When the research contained within this thesis was commenced, there had only been one report of OSCs being isolated in humans (White et al., 2012). Since then, one other group has reported that they have also been successful using the same protocol as White et al., although with differing molecular findings (Hernandez et al., 2015). Utilising the same DDX4-selecting FACS protocol as in their mouse studies, White et al. demonstrated that a rare population of DDX4-positive cells could be isolated from human ovarian cortex, comprising 1.7% ± 0.6% of the ovarian cortex (White et al., 2012). Of note, the group have subsequently reported that cells have been found in women in their 50s, indicating they are not solely a phenomenon of young women (unpublished data cited within (Woods and Tilly, 2012)). The cells expressed germ cell markers (including DDX4, IFITM3, C-KIT, PRDM1), spontaneously generated larger OLCs during in vitro culture which expressed the oocyte markers Y-box binding protein 2 (YBX2) and LIM homeobox protein 8 (LHX8) at the protein level and some cells exhibited haploid status (White et al., 2012). The putative OSCs were reported to undergo oogenesis both in vitro and in vivo with detection of the differentiated OSCs performed by transfecting them with a GFP-containing retrovirus beforehand. In vitro, aggregates of putative OSCs and dissociated ovarian cortex produced large GFP-positive cells surrounded by GFP-negative cells in follicle-like structures within 3 days of culture. Xenografting of GFP-OSC injected human ovarian cortex into immunodeficient mice revealed GFP-positive oocytes surrounded by non-GFP cells in primordial or primary follicles within 7 days of transplantation (White et al., 2012). More mature follicles were not generated and both ethical and legal reasons currently prevent assessment of the fertilisation capabilities of any mature oocytes.

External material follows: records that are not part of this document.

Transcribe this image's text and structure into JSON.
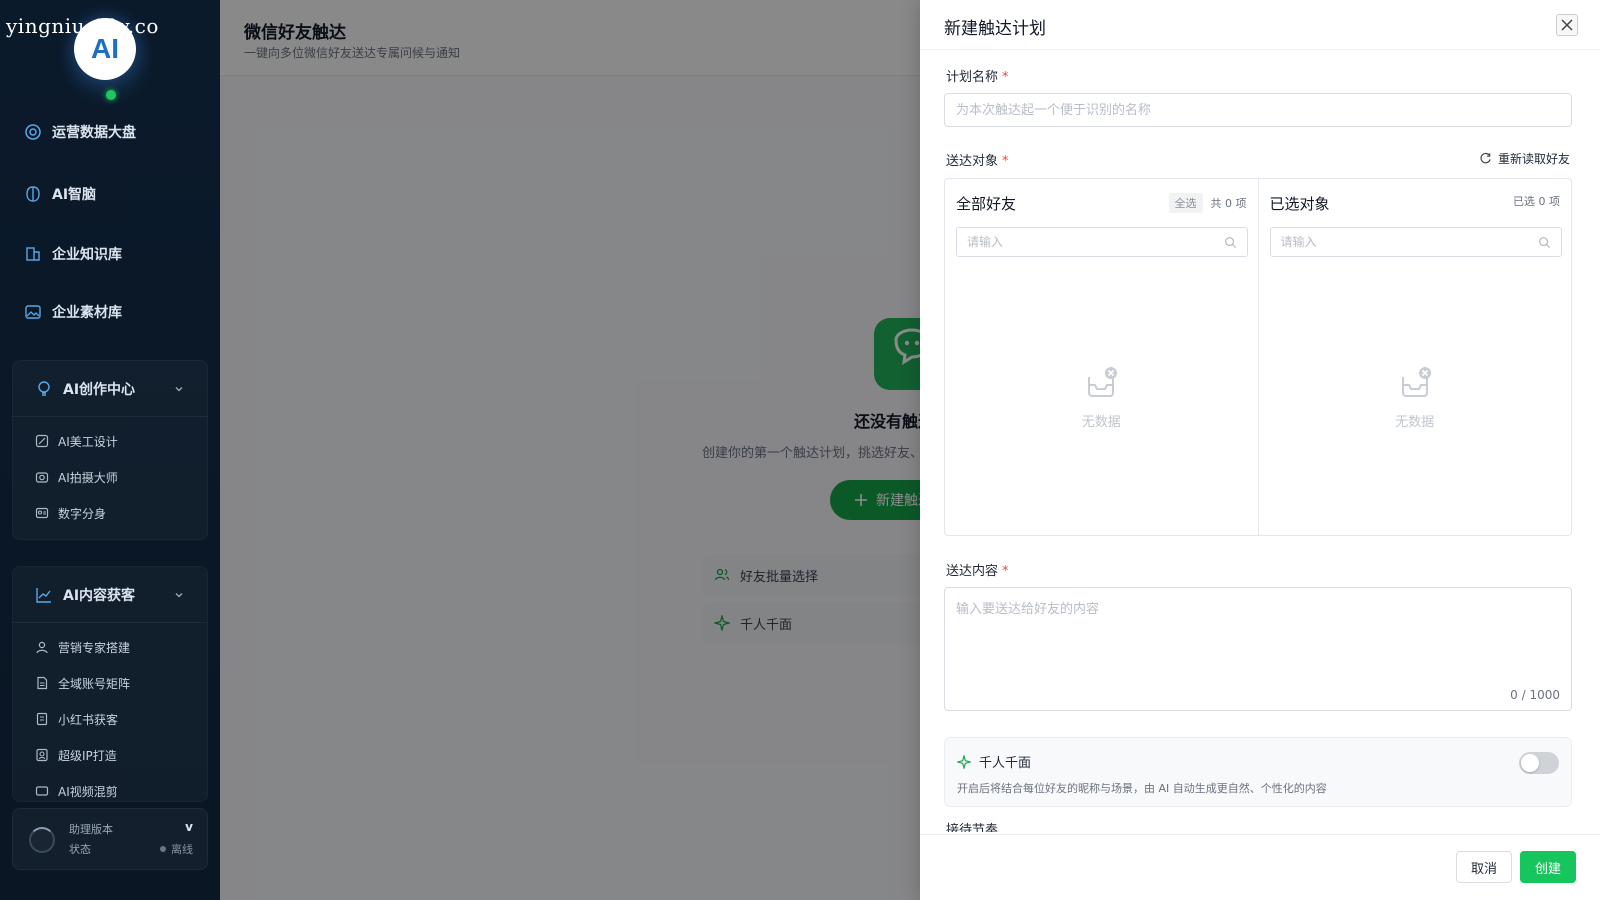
{
  "watermark": "yingniu.10v.co",
  "logo_text": "AI",
  "colors": {
    "accent": "#16c55b",
    "brand_blue": "#1d6fc4",
    "online": "#22c55e"
  },
  "sidebar": {
    "items": [
      {
        "label": "运营数据大盘",
        "icon": "dashboard-icon"
      },
      {
        "label": "AI智脑",
        "icon": "brain-icon"
      },
      {
        "label": "企业知识库",
        "icon": "knowledge-base-icon"
      },
      {
        "label": "企业素材库",
        "icon": "image-library-icon"
      }
    ],
    "groups": [
      {
        "label": "AI创作中心",
        "icon": "lightbulb-icon",
        "items": [
          {
            "label": "AI美工设计",
            "icon": "design-icon"
          },
          {
            "label": "AI拍摄大师",
            "icon": "camera-icon"
          },
          {
            "label": "数字分身",
            "icon": "avatar-card-icon"
          }
        ]
      },
      {
        "label": "AI内容获客",
        "icon": "chart-line-icon",
        "items": [
          {
            "label": "营销专家搭建",
            "icon": "user-icon"
          },
          {
            "label": "全域账号矩阵",
            "icon": "document-icon"
          },
          {
            "label": "小红书获客",
            "icon": "book-icon"
          },
          {
            "label": "超级IP打造",
            "icon": "badge-icon"
          },
          {
            "label": "AI视频混剪",
            "icon": "video-icon"
          }
        ]
      }
    ],
    "version": {
      "label": "助理版本",
      "value": "v",
      "status_label": "状态",
      "status_value": "离线"
    }
  },
  "main": {
    "title": "微信好友触达",
    "subtitle": "一键向多位微信好友送达专属问候与通知",
    "empty_title": "还没有触达计划",
    "empty_desc": "创建你的第一个触达计划，挑选好友、编写内容后即可一键送达",
    "new_button": "新建触达计划",
    "features": [
      "好友批量选择",
      "千人千面"
    ]
  },
  "drawer": {
    "title": "新建触达计划",
    "plan_name": {
      "label": "计划名称",
      "required": "*",
      "placeholder": "为本次触达起一个便于识别的名称",
      "value": ""
    },
    "target": {
      "label": "送达对象",
      "required": "*",
      "reload": "重新读取好友",
      "left": {
        "title": "全部好友",
        "select_all": "全选",
        "count": "共 0 项",
        "search_placeholder": "请输入",
        "empty": "无数据"
      },
      "right": {
        "title": "已选对象",
        "count": "已选 0 项",
        "search_placeholder": "请输入",
        "empty": "无数据"
      }
    },
    "content": {
      "label": "送达内容",
      "required": "*",
      "placeholder": "输入要送达给好友的内容",
      "counter": "0 / 1000"
    },
    "persona": {
      "title": "千人千面",
      "desc": "开启后将结合每位好友的昵称与场景，由 AI 自动生成更自然、个性化的内容",
      "enabled": false
    },
    "next_label": "接待节奏",
    "cancel": "取消",
    "create": "创建"
  }
}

Hernandez et al. used an identical isolation protocol, but in contrast to the above study the size of the DDX4-positive population was larger and more variable, comprising 4.5 – 24% of ovarian cells (Hernandez et al., 2015). Furthermore, and consistent with the group’s mouse and rhesus macaque monkey findings in the same paper, although the cells expressed germ cell markers (PRDM1, IFITM3, DPPA3), they did not appear to express DDX4, either using PCR or mass spectrometry, despite this being the protein the cells were selected for. The cells appeared to generate OLCs spontaneously during in vitro culture, but no further oogeneic assessments were performed (Hernandez et al., 2015).